05.10.06
Marxist review of Armstrong
Review at Political Affairs.net of Great Transformation: here’s a good objection, but only to Armstrong’s deteriorated version of the Axial period….
Armstrong’s analysis has totally lost its grip on what is going on and, having confused the Axial Age with a Religious Age, proceeds to garble the timing, so that it becomes, so it seems, a good question to ask about predecessors to monotheism who aren’t in the Axial interval.
Time to sit down with eonic model and study the phenomenon in detail.
The only problem with this is the roots of this approach go back to several origin points, not just to the “Aryans,” with a pedigree going well beyond 1500 BC. A “monotheistic” and compassionate religion had sprung up in Ancient Egypt several hundred years before this date, for example.

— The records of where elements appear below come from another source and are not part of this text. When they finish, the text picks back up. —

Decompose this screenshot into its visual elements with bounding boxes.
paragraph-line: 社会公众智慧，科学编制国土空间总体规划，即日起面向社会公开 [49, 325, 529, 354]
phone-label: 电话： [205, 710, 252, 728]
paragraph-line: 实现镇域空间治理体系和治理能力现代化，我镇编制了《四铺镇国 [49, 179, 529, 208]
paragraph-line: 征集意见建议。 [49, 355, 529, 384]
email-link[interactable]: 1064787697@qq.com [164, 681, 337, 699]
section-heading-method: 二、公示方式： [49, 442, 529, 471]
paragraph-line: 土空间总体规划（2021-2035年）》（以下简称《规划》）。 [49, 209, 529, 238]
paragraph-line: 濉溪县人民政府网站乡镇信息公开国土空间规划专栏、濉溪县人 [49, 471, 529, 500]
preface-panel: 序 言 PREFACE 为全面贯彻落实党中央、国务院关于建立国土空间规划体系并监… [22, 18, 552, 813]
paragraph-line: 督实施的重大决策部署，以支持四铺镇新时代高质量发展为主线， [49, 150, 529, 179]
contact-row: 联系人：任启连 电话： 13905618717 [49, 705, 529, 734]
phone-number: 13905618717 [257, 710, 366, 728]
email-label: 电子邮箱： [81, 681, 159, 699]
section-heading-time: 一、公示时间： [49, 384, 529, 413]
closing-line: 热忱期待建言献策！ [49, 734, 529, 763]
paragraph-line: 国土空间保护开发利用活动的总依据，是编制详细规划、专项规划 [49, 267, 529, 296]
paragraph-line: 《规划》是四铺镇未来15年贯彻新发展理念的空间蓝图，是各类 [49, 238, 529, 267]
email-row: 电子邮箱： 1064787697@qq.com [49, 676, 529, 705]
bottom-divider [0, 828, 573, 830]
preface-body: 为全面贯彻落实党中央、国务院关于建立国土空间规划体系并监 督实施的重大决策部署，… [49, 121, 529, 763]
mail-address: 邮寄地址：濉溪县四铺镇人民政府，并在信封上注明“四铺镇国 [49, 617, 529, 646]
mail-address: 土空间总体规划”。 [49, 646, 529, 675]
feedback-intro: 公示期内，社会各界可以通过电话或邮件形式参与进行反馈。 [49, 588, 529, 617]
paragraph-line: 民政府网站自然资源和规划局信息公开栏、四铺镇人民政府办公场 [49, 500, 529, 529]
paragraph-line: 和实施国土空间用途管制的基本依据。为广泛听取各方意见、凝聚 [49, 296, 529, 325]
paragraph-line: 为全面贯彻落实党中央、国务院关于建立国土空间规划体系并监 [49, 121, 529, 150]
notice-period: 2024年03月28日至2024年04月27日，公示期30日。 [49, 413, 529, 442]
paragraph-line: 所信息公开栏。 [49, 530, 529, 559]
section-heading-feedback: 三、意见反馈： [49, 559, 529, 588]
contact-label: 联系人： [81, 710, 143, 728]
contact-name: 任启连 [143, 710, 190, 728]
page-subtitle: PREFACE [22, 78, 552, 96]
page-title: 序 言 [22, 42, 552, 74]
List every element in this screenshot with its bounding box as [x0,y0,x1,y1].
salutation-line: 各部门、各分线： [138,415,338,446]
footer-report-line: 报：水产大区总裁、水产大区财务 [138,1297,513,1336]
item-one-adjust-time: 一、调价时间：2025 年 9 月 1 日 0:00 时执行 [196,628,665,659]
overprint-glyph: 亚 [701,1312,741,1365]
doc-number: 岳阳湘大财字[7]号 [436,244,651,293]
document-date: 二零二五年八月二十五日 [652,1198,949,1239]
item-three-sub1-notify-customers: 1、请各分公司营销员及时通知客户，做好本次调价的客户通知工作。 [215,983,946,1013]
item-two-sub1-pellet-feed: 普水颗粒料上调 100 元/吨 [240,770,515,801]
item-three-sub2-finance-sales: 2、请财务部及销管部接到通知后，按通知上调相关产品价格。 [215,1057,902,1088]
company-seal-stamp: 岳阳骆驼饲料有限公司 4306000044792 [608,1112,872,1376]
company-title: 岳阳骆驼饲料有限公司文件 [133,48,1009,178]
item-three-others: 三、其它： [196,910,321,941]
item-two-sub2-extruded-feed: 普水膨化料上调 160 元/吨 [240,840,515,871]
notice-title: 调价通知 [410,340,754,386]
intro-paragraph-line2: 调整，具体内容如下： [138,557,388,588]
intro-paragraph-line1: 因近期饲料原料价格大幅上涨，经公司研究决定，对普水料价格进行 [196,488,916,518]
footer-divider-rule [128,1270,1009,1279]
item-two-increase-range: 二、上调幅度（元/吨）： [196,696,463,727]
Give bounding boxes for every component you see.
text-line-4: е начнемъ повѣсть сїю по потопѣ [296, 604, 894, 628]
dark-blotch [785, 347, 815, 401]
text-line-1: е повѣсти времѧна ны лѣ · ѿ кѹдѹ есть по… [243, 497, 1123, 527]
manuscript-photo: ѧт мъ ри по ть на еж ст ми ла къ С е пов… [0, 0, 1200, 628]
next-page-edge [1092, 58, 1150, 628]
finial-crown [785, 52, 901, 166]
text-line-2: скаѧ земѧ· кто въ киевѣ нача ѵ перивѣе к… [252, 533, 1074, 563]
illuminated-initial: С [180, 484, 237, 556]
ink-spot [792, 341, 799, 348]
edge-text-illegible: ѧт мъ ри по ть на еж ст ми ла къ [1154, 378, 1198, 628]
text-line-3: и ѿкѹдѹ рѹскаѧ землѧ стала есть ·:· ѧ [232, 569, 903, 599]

Besides, if you look at any of the major spiritual traditions of today, many of their adherents have difficulties with being self-critical, inward looking or compassionate.
This great transformation supposedly “occurred independently in four different regions during the Axial Age, a pivotal period lasting from 900 B.C. to 200 B.C. …” and resulting in Taoism, Confucianism, Buddhism, Hinduism, Judaism and “the philosophic rationalism in Greece,” WG reports. The “Axial Age” is, however, an unscientific concept cooked up in the 1930s to provide a “mystical” interpretation for these historical developments. Four extremely important “axial” figures, who were just as foundational to our world today as anything or anybody within the official “axial” parameters, actually fall outside of the 900 to 200 BC dates– namely Akhenaton (Amenhotep IV, the “first monotheist”) and Zoroaster (both before 900 BC), and Jesus and Mohammed (both after 200 BC).